Train Dataset: 2010-2015
Test Dataset: 2016-2017
Predicted Features:
- Total Expenditure
- Consumer Expenditure
- Non-Consumer Expenditure
- Food and non-alcoholic beverages
- Housing, water, electricity, gas and other fuels
- Taxes_and_social_insurance_contributions
Significant Features:
- Average pension of one pensioner-BGN
- Wages and salaries
- Self-employment income
- Pensions
- Other social benefits
- Regular transfers from other households
2. The following graph represents Total consumer expenditure against yearly Quarters.
a. It represents the linearity in trend that people’s expenditure is always high during the 4th Quarter of the year w.r.t to first 3 Quarters.
b. The expenditure in 3rd Quarter is comparatively high because of the SOFIA Restaurant week in September, as the expenditure on food and non – beverages is more as compared to Alcoholic beverages.
3. The following graph represents Total Non-Consumer expenditure against yearly Quarters.
a. Non-consumer expenditure includes expenditures such as Taxes and social insurance contributions, which is linear and proportional.
b. It also shows that there is not much increment in taxes and social insurance expenditure.
6. The following graph represents Total Taxes expenditure against yearly Quarters.
a. It shows the linearity in the graph that with every year the taxes are increased by the government , which also contributes in the non-consumer expenditure
Approach 3: Prediction using AUTO ARIMA.
We have used auto-arima to forcast the household expenditure for next four years with reference to the historical household data from 2010.
STEP V: Conclusion
We would recommend to go with approach one and two which is ‘Time series linear model’ to predict expenditure to build on few significant factors that are mentioned in above approach descriptions.
Thank-you. 🙂
6 thoughts on “Datathon NSI Solution – The curious case of ‘Household Budget Survey(HBS)’”
In the case of the linear regression model that you described: can you make it more clear, which were the observations in the train set, which were the observations in the test set? Which were the features and which were the predicted variables?

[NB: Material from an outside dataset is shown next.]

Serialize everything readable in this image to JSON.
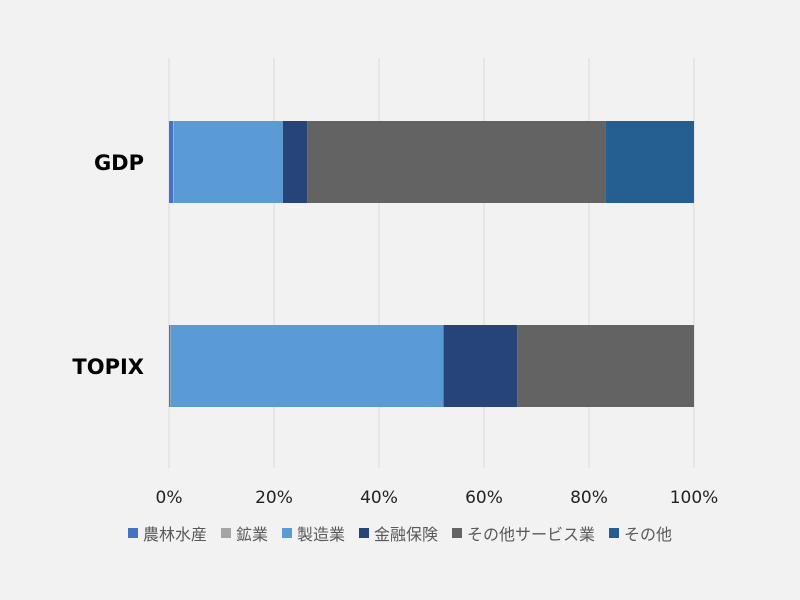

Can you also comment on the main difference between using a classical linear Regression and the ARIMA model? Which is more appropriate?

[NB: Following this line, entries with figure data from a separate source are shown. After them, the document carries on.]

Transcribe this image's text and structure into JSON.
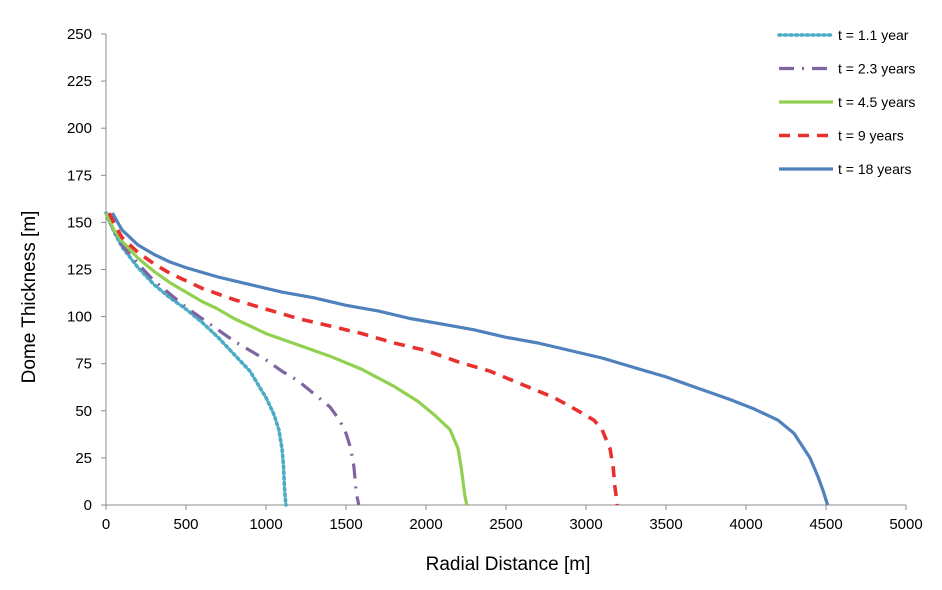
{
  "chart_data": {
    "type": "line",
    "title": "",
    "xlabel": "Radial Distance [m]",
    "ylabel": "Dome Thickness [m]",
    "xlim": [
      0,
      5000
    ],
    "ylim": [
      0,
      250
    ],
    "xticks": [
      "0",
      "500",
      "1000",
      "1500",
      "2000",
      "2500",
      "3000",
      "3500",
      "4000",
      "4500",
      "5000"
    ],
    "yticks": [
      "0",
      "25",
      "50",
      "75",
      "100",
      "125",
      "150",
      "175",
      "200",
      "225",
      "250"
    ],
    "grid": false,
    "legend_position": "top-right",
    "series": [
      {
        "name": "t = 1.1 year",
        "color": "#4BACC6",
        "dash": "dotted",
        "points": [
          [
            0,
            155
          ],
          [
            50,
            145
          ],
          [
            100,
            137
          ],
          [
            200,
            126
          ],
          [
            300,
            117
          ],
          [
            400,
            110
          ],
          [
            500,
            104
          ],
          [
            600,
            97
          ],
          [
            700,
            89
          ],
          [
            800,
            80
          ],
          [
            900,
            71
          ],
          [
            950,
            64
          ],
          [
            1000,
            57
          ],
          [
            1050,
            48
          ],
          [
            1080,
            40
          ],
          [
            1100,
            30
          ],
          [
            1110,
            20
          ],
          [
            1115,
            10
          ],
          [
            1120,
            4
          ],
          [
            1125,
            0
          ]
        ]
      },
      {
        "name": "t = 2.3 years",
        "color": "#8064A2",
        "dash": "dashdot",
        "points": [
          [
            0,
            155
          ],
          [
            50,
            145
          ],
          [
            100,
            138
          ],
          [
            200,
            128
          ],
          [
            300,
            119
          ],
          [
            400,
            112
          ],
          [
            500,
            105
          ],
          [
            600,
            99
          ],
          [
            700,
            93
          ],
          [
            800,
            87
          ],
          [
            900,
            82
          ],
          [
            1000,
            77
          ],
          [
            1100,
            71
          ],
          [
            1200,
            66
          ],
          [
            1300,
            59
          ],
          [
            1400,
            52
          ],
          [
            1460,
            45
          ],
          [
            1500,
            38
          ],
          [
            1530,
            30
          ],
          [
            1550,
            20
          ],
          [
            1560,
            10
          ],
          [
            1570,
            4
          ],
          [
            1580,
            0
          ]
        ]
      },
      {
        "name": "t = 4.5 years",
        "color": "#92D050",
        "dash": "solid",
        "points": [
          [
            0,
            155
          ],
          [
            50,
            146
          ],
          [
            100,
            140
          ],
          [
            200,
            131
          ],
          [
            300,
            124
          ],
          [
            400,
            118
          ],
          [
            500,
            113
          ],
          [
            600,
            108
          ],
          [
            700,
            104
          ],
          [
            800,
            99
          ],
          [
            900,
            95
          ],
          [
            1000,
            91
          ],
          [
            1200,
            85
          ],
          [
            1400,
            79
          ],
          [
            1600,
            72
          ],
          [
            1800,
            63
          ],
          [
            1950,
            55
          ],
          [
            2050,
            48
          ],
          [
            2150,
            40
          ],
          [
            2200,
            30
          ],
          [
            2220,
            20
          ],
          [
            2235,
            10
          ],
          [
            2245,
            4
          ],
          [
            2255,
            0
          ]
        ]
      },
      {
        "name": "t = 9 years",
        "color": "#E8312F",
        "dash": "dashed",
        "points": [
          [
            20,
            155
          ],
          [
            60,
            148
          ],
          [
            100,
            142
          ],
          [
            200,
            134
          ],
          [
            300,
            128
          ],
          [
            400,
            123
          ],
          [
            500,
            119
          ],
          [
            600,
            115
          ],
          [
            800,
            109
          ],
          [
            1000,
            104
          ],
          [
            1200,
            99
          ],
          [
            1400,
            95
          ],
          [
            1600,
            91
          ],
          [
            1800,
            86
          ],
          [
            2000,
            82
          ],
          [
            2200,
            76
          ],
          [
            2400,
            71
          ],
          [
            2600,
            64
          ],
          [
            2800,
            57
          ],
          [
            2950,
            50
          ],
          [
            3050,
            45
          ],
          [
            3100,
            40
          ],
          [
            3150,
            30
          ],
          [
            3170,
            20
          ],
          [
            3180,
            10
          ],
          [
            3190,
            4
          ],
          [
            3195,
            0
          ]
        ]
      },
      {
        "name": "t = 18 years",
        "color": "#4F81BD",
        "dash": "solid",
        "points": [
          [
            40,
            155
          ],
          [
            100,
            146
          ],
          [
            200,
            138
          ],
          [
            300,
            133
          ],
          [
            400,
            129
          ],
          [
            500,
            126
          ],
          [
            700,
            121
          ],
          [
            900,
            117
          ],
          [
            1100,
            113
          ],
          [
            1300,
            110
          ],
          [
            1500,
            106
          ],
          [
            1700,
            103
          ],
          [
            1900,
            99
          ],
          [
            2100,
            96
          ],
          [
            2300,
            93
          ],
          [
            2500,
            89
          ],
          [
            2700,
            86
          ],
          [
            2900,
            82
          ],
          [
            3100,
            78
          ],
          [
            3300,
            73
          ],
          [
            3500,
            68
          ],
          [
            3700,
            62
          ],
          [
            3900,
            56
          ],
          [
            4050,
            51
          ],
          [
            4200,
            45
          ],
          [
            4300,
            38
          ],
          [
            4400,
            25
          ],
          [
            4450,
            15
          ],
          [
            4480,
            8
          ],
          [
            4510,
            0
          ]
        ]
      }
    ]
  }
}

Thank you for working on the NSI case!
You are saying that the TS linear model is better but for example from the “food and non-alcoholic expenditures” graph it can be seen a lost of seasonality which can be crucial when calculating consumer price indicies. It would be better if you provided predicted vs expected values for some kind of error estimation. Otherwise the article is readable, friendly and shows dedication and understanding of a certain level of the subject.
Thanks Sir for your kind query. We are pleased.
We have thought of seasonality in the data and found also that.
However, we tried to incorporate as many variables for prediction in the model to get as good fit as possible. As the time was less, we could not deal with the seasonality in an effective manner. We will further work on this to get a better model.
We have seen the R-square value which seemed to be good comparing the original and predicted and so for the time-constraints we have omitted presenting that however those were plotted in the graph. We will further update our article.
EDA: We used linear regression model to identify the most significant factors on which the change in expenditure is dependent.
Model: We used time series linear regression model to predict the household expenditure based on the above identified significant factors. Made model on both yearly basis and quarterly basis and predicted.
Used Auto Arima as another approach to make predictions.
Details of Training data, test data, predicted variables and features have been mentioned in the article now.
In Linear model we identify the linearity between the variables and in ARIMA model we use historical data to predict the future values.
I would have liked your article more if you had put your code instead og images
Thanks sir for your kind comment. We have given the screen-shots of the codes. Also we can attach the R-file. We will update that soon.